Existence of other records
As HSE has indicated that it could not locate any further records relating to the applicant's request, section 10(1)(a) of the FOI Act is relevant. That section provides that a request for access to a record may be refused if the record concerned does not exist or cannot be found after all reasonable steps to ascertain its whereabouts have been taken.
The Commissioner's role in cases such as this is to review the decision of the public body and to decide whether that decision was justified. This means that I must have regard to the evidence available to the decision maker and the reasoning used by the decision maker in arriving at his/her decision. The evidence in "search" cases consists of the steps actually taken to search for records, along with miscellaneous other evidence about the record management practices of the public body, on the basis of which the public body concluded that the steps taken to search for records were reasonable. The Office's understanding of its role in such cases was approved by Quirke J in the High Court case of Matthew Ryan and Kathleen Ryan v the Information Commissioner  No. 18 MCA.

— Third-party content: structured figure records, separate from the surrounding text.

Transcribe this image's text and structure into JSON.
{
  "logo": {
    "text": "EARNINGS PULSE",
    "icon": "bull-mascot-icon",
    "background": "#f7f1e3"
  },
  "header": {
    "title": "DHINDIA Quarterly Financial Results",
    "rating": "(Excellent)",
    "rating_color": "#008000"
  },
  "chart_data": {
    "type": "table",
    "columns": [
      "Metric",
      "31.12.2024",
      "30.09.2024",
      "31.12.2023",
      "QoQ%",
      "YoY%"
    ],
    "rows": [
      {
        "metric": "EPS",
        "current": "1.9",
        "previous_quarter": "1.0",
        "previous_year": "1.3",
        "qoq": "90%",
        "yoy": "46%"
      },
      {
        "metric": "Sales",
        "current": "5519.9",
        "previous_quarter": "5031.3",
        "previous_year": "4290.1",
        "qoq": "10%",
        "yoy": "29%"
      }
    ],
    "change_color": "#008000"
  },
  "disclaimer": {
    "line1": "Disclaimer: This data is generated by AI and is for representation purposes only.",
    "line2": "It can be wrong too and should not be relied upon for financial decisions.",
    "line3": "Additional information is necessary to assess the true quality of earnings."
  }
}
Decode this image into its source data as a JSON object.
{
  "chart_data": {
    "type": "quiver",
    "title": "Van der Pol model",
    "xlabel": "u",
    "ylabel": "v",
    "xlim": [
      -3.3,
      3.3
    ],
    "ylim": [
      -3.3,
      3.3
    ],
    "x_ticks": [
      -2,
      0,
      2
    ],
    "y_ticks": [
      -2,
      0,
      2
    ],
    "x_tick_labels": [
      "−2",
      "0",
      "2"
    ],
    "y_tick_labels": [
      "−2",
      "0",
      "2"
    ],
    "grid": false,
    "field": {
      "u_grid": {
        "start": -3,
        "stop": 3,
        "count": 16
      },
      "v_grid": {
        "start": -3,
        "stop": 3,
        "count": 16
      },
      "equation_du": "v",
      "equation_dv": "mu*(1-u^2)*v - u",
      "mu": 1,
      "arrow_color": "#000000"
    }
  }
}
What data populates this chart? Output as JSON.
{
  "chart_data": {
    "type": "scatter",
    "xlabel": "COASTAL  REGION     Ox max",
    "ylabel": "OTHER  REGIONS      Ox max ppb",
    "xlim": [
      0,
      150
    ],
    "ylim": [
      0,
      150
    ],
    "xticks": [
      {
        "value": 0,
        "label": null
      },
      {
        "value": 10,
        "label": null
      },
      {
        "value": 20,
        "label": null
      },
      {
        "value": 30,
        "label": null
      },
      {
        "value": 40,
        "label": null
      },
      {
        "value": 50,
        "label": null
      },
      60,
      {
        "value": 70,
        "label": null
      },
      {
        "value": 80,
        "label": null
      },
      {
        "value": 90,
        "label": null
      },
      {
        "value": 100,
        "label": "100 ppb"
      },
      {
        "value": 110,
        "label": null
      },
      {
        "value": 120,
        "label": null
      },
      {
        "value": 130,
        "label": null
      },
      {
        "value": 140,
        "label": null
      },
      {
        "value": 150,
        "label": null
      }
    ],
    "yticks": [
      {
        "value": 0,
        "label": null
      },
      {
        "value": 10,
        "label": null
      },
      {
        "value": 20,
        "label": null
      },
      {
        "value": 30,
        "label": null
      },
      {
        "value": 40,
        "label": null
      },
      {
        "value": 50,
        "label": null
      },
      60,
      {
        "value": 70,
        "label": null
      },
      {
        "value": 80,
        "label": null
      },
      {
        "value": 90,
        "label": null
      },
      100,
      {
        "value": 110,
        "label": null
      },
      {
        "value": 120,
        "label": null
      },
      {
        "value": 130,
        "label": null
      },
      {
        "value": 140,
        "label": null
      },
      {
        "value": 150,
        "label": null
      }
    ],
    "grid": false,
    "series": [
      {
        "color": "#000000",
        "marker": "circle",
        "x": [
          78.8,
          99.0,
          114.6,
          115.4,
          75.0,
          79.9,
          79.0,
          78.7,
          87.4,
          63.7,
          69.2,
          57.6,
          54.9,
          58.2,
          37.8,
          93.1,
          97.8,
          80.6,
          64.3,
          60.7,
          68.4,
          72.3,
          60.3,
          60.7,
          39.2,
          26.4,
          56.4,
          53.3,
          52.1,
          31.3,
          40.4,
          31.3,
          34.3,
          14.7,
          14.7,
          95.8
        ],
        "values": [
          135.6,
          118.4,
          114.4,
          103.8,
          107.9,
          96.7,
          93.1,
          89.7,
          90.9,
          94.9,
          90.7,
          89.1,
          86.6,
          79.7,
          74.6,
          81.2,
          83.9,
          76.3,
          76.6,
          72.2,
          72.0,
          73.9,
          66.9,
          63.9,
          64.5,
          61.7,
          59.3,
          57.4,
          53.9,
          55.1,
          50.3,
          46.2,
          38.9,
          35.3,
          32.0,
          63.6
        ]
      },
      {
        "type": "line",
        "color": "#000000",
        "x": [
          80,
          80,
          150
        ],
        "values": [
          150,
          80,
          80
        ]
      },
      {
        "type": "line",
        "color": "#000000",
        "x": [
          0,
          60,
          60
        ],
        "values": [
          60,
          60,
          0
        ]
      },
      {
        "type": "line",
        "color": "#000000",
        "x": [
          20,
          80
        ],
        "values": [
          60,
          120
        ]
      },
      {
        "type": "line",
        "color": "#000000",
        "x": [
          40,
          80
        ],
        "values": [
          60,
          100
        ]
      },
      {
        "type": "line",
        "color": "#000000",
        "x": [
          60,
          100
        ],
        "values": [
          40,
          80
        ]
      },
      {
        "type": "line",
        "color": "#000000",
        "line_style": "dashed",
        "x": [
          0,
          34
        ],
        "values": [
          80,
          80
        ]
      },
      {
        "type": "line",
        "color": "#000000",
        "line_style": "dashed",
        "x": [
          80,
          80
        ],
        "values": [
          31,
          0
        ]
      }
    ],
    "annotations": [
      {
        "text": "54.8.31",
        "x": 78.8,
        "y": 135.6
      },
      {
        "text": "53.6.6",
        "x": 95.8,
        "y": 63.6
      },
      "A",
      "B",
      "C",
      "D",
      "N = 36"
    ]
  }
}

The records sought in this case all relate to payments to the IMO from the HSE. The HSE has stated that no further records exist relating to the applicant's request. In respect of the payment made in 2005, the HSE stated that invoices are normally retained for seven years, in line with the records management practices in place. It stated that the only record of this payment found, after extensive searches took place, was the bank statement for November 2005. Essentially, the HSE's position is that all records which can be located relating to the applicant's request have been identified and released to her.
Having considered the submissions of both parties and the measures taken to locate further records, I am satisfied that the HSE has taken reasonable steps to locate all relevant records and that it was justified in deciding that no further relevant records exist or can be found. I find, therefore, that section 10(1)(a) of the FOI Act applies.
Having carried out a review under section 34(2) of the FOI Act, I hereby affirm the decision of the HSE to refuse to release the relevant information contained in Record 7 under section 26(1)(b) of the FOI Act. I also affirm the HSE's decision to refuse to release further records on the grounds that no further relevant records exist or can be found after all reasonable steps to ascertain their whereabouts have been taken.
A party to a review, or any other person affected by a decision of the Information Commissioner following a review, may appeal to the High Court on a point of law arising from the decision. Such an appeal must be initiated not later than eight weeks from the date on which notice of the decision was given to the person bringing the appeal.